The world's largest freshwater lake was 87.1 percent iced over as of Tuesday, and could soon be completely covered, thanks to an unrelenting winter in which the mercury has fallen even harder than snow, leaving ice several feet thick in some areas.
"It is going to be close, but we may be living in a historic winter with regards to amount of Great Lakes ice," Michigan-based meteorologist Mark Torregrossa wrote on
MLive.com.
In a typical winter, just 30 percent of the massive lake freezes over, though the icing can range greatly.
“It’s probably been the toughest winter we’ve had in about 24 years.”
- Robert Lewis-Manning, Canadian Shipowners’ Association
Some 94.7 percent of Lake Superior froze over in 1979, effectively a complete icing. Prof. Jay Austin, of the University of Minnestoa's Large Lakes Observatory in Duluth, said he expects the 31,700-square-mile lake to soon be completely covered in ice before spring. The average thickness of the ice covering Lake Superior is already 10 inches, according to the National Oceanographic and Atmospheric Administration.
Austin said once the water freezes over, it could stay cold well into summer.
“Typically, the lake will start warming up in late June, but it will be August before we see that this year,” Jay Austin told
CNSNews.com, adding that the “extraordinary cold” has led to ice several feet thick in some parts of the lake.
The all-time record for ice coverage of all the Great Lakes is 94.7 percent in 1979. But Lake Superior, the biggest of the five, is typically the last to ice over. In 1994, the last time it came close, 91 percent of its surface iced over.
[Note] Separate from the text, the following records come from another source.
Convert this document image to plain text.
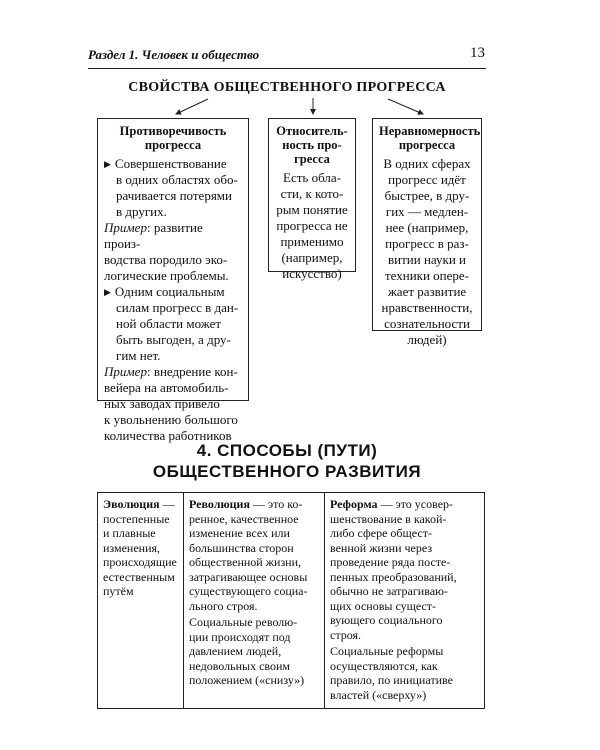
Раздел 1. Человек и общество	13
СВОЙСТВА ОБЩЕСТВЕННОГО ПРОГРЕССА
Противоречивость
прогресса
▶ Совершенствование
в одних областях обо-
рачивается потерями
в других.
Пример: развитие произ-
водства породило эко-
логические проблемы.
▶ Одним социальным
силам прогресс в дан-
ной области может
быть выгоден, а дру-
гим нет.
Пример: внедрение кон-
вейера на автомобиль-
ных заводах привело
к увольнению большого
количества работников
Относитель-
ность про-
гресса
Есть обла-
сти, к кото-
рым понятие
прогресса не
применимо
(например,
искусство)
Неравномерность
прогресса
В одних сферах
прогресс идёт
быстрее, в дру-
гих — медлен-
нее (например,
прогресс в раз-
витии науки и
техники опере-
жает развитие
нравственности,
сознательности
людей)
4. СПОСОБЫ (ПУТИ)
ОБЩЕСТВЕННОГО РАЗВИТИЯ
Эволюция —
постепенные
и плавные
изменения,
происходящие
естественным
путём

Революция — это ко-
ренное, качественное
изменение всех или
большинства сторон
общественной жизни,
затрагивающее основы
существующего социа-
льного строя.
Социальные револю-
ции происходят под
давлением людей,
недовольных своим
положением («снизу»)

Реформа — это усовер-
шенствование в какой-
либо сфере общест-
венной жизни через
проведение ряда посте-
пенных преобразований,
обычно не затрагиваю-
щих основы сущест-
вующего социального
строя.
Социальные реформы
осуществляются, как
правило, по инициативе
властей («сверху»)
"It certainly has been a while since we've seen this much ice this early," George Leshkevich, of NOAA's Great Lakes Environmental Research Laboratory, told the
St. Paul Pioneer Press.
Forecasters noted that Duluth, Minn., recently experienced 23 consecutive days of subzero temperatures, besting the previous all-time record of 22 days set in 1936 and 1963, according to the National Weather Service.
The Coast Guard is mandated to keep shipping lanes on the Great Lakes open during the 42-week shipping season, which ended last month. This year, the Coast Guard's Great Lakes ice breaker, Mackinaw, worked overtime to cut through the ice for some 57 U.S.-flag vessels that ply the Great Lakes, laden with raw materials such as iron ore and fluxstone for the steel industry, limestone and cement for the construction industry, coal for power generation, as well as salt, sand and grain.
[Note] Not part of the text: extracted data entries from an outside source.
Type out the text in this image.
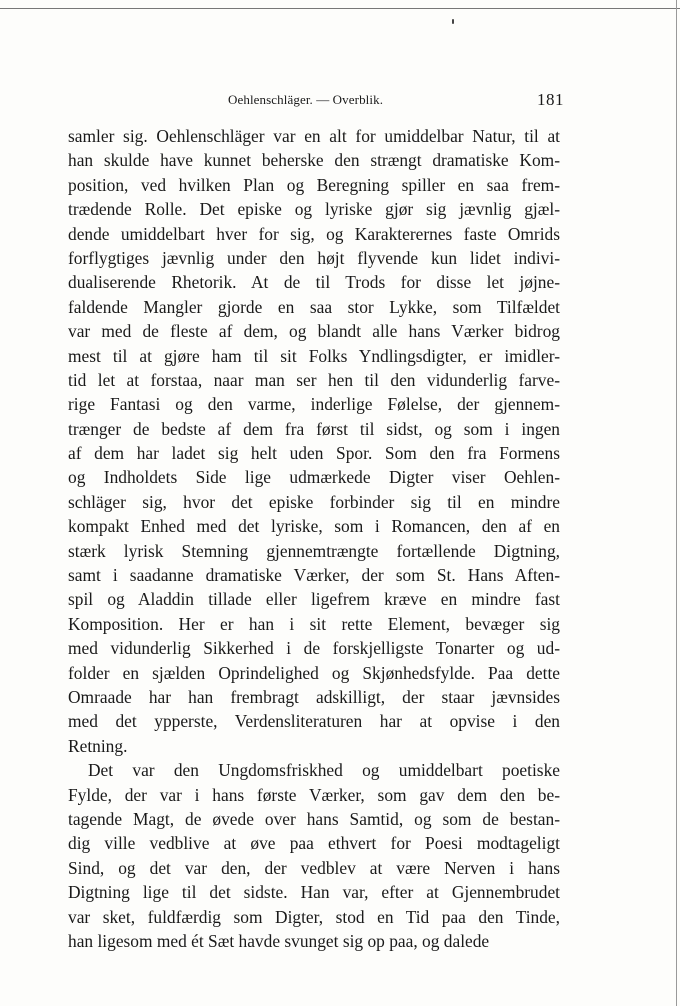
Oehlenschläger. — Overblik.	181
samler sig. Oehlenschläger var en alt for umiddelbar Natur, til at
han skulde have kunnet beherske den strængt dramatiske Kom-
position, ved hvilken Plan og Beregning spiller en saa frem-
trædende Rolle. Det episke og lyriske gjør sig jævnlig gjæl-
dende umiddelbart hver for sig, og Karakterernes faste Omrids
forflygtiges jævnlig under den højt flyvende kun lidet indivi-
dualiserende Rhetorik. At de til Trods for disse let jøjne-
faldende Mangler gjorde en saa stor Lykke, som Tilfældet
var med de fleste af dem, og blandt alle hans Værker bidrog
mest til at gjøre ham til sit Folks Yndlingsdigter, er imidler-
tid let at forstaa, naar man ser hen til den vidunderlig farve-
rige Fantasi og den varme, inderlige Følelse, der gjennem-
trænger de bedste af dem fra først til sidst, og som i ingen
af dem har ladet sig helt uden Spor. Som den fra Formens
og Indholdets Side lige udmærkede Digter viser Oehlen-
schläger sig, hvor det episke forbinder sig til en mindre
kompakt Enhed med det lyriske, som i Romancen, den af en
stærk lyrisk Stemning gjennemtrængte fortællende Digtning,
samt i saadanne dramatiske Værker, der som St. Hans Aften-
spil og Aladdin tillade eller ligefrem kræve en mindre fast
Komposition. Her er han i sit rette Element, bevæger sig
med vidunderlig Sikkerhed i de forskjelligste Tonarter og ud-
folder en sjælden Oprindelighed og Skjønhedsfylde. Paa dette
Omraade har han frembragt adskilligt, der staar jævnsides
med det ypperste, Verdensliteraturen har at opvise i den
Retning.
Det var den Ungdomsfriskhed og umiddelbart poetiske
Fylde, der var i hans første Værker, som gav dem den be-
tagende Magt, de øvede over hans Samtid, og som de bestan-
dig ville vedblive at øve paa ethvert for Poesi modtageligt
Sind, og det var den, der vedblev at være Nerven i hans
Digtning lige til det sidste. Han var, efter at Gjennembrudet
var sket, fuldfærdig som Digter, stod en Tid paa den Tinde,
han ligesom med ét Sæt havde svunget sig op paa, og dalede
The vessels transport more than 115 million tons of cargo per year, sustain more than 103,000 jobs and have an economic impact of more than $20 billion, according to the Lake Carriers Association.
“It’s probably been the toughest winter we’ve had in about 24 years,” Robert Lewis-Manning, president of the Canadian Shipowners’ Association, recently told
Global News. “I think the speed at which the lakes froze this year, and not just the lakes but right up to the St. Lawrence River…was very, very early.”
The shipping season is due to resume in early March.
Meanwhile, across the South on Wednesday, residents awoke to a region encased in ice, snow and freezing rain, as forecasters warned that the worst of a potentially “catastrophic” storm was yet to come. From Texas to the Carolinas to Atlanta, roads were slick with ice, thousands remained without power, and a wintry mix fell in many areas. The Mid-Atlantic region also was expected to be hit as the storm crawled east. Forecasters in several states used unusually dire language in warnings, saying the biggest concern is widespread ice, which could knock out power for days in wide areas.
On the flip side, the lowest ice accumulation across the Great Lakes occurred in 2002, when just 9.5 percent of the surface froze solid.
The Associated Press contributed to this report.